Wie kam es so weit? Was ist in den drei Wochen auf See passiert? In dem Dokumentarfilm "SeaWatch3" können die Zuschauer hautnah miterleben, was später weltweit für Schlagzeilen gesorgt hat.

Die Filmemacher Nadia Kailouli und Jonas Schreijäg haben die 21 Tage an Bord der "Sea-Watch 3" dokumentiert. Vom Auslaufen bis zur Verhaftung. Sie filmen, als die Freiwilligen der Sea-Watch-Crew 53 Menschen aus einem Schlauchboot im offenen Meer retten. Sie filmen, als um zwei Uhr morgens plötzlich die italienische Polizei an Bord kommt und eine persönliche Warnung vom amtierenden Innenminister Matteo Salvini überbringt. Sie hören die Geschichten der Geretteten, die ihnen nach und nach vom Horror Libyens erzählen.

"Sie haben Menschen die Kehle durchgeschnitten. Sie haben Menschen vor unseren Augen verbrannt", erzählt eine junge Frau, die ihren Peinigern irgendwann entkommen konnte. "Lieber ertrinken wir im Meer, als dass auch uns die Kehle durchgeschnitten wird."

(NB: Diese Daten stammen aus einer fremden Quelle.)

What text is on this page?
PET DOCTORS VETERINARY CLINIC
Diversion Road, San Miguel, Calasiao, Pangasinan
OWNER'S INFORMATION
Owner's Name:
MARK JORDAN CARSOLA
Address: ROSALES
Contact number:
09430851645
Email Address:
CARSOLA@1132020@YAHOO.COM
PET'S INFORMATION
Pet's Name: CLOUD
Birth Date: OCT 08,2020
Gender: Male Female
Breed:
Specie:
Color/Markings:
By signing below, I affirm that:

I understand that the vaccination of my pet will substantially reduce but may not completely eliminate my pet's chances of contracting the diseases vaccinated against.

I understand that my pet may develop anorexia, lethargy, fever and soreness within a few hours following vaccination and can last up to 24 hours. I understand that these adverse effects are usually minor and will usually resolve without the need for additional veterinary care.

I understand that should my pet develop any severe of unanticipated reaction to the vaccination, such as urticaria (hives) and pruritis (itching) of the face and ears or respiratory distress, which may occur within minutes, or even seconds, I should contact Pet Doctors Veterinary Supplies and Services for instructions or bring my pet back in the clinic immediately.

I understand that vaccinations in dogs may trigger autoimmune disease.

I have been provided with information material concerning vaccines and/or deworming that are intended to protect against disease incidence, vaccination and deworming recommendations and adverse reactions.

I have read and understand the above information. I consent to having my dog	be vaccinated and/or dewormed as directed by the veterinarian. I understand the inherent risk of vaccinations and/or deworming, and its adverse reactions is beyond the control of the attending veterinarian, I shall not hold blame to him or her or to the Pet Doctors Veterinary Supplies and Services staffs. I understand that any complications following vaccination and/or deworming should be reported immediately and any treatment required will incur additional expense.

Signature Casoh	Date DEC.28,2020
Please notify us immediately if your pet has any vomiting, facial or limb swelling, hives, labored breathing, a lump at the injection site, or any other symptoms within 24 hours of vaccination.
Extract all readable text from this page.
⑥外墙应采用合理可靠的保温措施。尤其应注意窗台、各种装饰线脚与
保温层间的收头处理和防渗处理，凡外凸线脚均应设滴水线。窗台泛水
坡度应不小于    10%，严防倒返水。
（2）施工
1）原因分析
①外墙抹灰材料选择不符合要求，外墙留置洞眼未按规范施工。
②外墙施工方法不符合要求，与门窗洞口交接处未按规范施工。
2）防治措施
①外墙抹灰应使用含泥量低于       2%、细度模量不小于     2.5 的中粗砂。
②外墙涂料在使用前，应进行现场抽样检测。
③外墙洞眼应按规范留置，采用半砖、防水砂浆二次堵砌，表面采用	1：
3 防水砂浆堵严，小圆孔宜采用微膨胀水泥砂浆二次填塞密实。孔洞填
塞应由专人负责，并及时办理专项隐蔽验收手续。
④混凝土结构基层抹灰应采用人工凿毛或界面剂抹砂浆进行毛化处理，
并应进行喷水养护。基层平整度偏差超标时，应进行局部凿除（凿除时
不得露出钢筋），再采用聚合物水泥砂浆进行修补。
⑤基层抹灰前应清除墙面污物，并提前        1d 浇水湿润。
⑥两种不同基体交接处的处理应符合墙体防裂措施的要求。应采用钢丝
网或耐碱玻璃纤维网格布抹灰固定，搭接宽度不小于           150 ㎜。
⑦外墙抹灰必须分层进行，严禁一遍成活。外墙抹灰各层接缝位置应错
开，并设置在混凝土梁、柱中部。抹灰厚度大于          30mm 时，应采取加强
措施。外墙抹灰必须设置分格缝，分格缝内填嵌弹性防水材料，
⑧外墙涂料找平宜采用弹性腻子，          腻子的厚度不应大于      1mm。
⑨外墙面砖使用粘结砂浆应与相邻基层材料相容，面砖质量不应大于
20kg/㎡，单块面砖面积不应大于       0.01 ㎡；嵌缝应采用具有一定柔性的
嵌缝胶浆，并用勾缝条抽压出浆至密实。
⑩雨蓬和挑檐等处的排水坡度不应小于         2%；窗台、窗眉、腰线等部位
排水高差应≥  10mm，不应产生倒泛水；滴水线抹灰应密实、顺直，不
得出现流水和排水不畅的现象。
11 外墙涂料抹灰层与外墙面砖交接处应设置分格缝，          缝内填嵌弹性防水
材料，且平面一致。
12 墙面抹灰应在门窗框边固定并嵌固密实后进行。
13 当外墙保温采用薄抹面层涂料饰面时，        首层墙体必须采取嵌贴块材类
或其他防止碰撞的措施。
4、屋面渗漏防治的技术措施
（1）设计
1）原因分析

Die Filmemacher dokumentieren, wie Kapitänin Rackete unermüdlich mit den Behörden verhandelt. Über Wochen will kein europäischer Staat die Geflüchteten aufnehmen. Salvini lässt die Häfen schließen und poltert, die "Sea-Watch" könne bis Weihnachten auf See bleiben. Und so fährt das Rettungsschiff wochenlang im Zickzack-Kurs an Europas Außengrenze entlang – dabei ist Lampedusa so nah.

Der Film dokumentiert ein dramatisches Stück Zeitgeschichte

Tagein, tagaus: Hoffnung und Verzweiflung an Bord. Die 53 geretteten Menschen teilen sich den harten Schiffsboden. Dort essen und schlafen sie – und erzählen: Alles ist besser, als in Libyen zu sein.

Als Kailouli und Schreijäg für diesen Film aufbrachen, hatte sich lange Zeit kaum jemand mehr für die Situation auf dem Mittelmeer interessiert. Die staatliche Seenotrettung war eingestellt, viele private Rettungsschiffe waren beschlagnahmt. Das Sterben war aus dem öffentlichen Bewusstsein verschwunden und hatte doch nie aufgehört.

Ihr Film dokumentiert ein dramatisches Stück Zeitgeschichte. Es ist ein außergewöhnlich ehrliches Protokoll einer Rettungsmission, deren Kapitänin unfreiwillige Berühmtheit erlangt, als sie 53 Menschen rettet, Salvini die Stirn bietet und so den Kurs der gesamten EU-Migrationspolitik in Frage stellt, heißt es in der Ankündigung.

Viele Städte in Deutschland – darunter auch Rottenburg – haben das Bündnis "Städte Sicherer Häfen" gegründet. Es ist eine Initiative der internationalen Bewegung "Seebrücke", die eine Perspektive für aus dem Mittelmeer gerettete Flüchtlinge bieten will.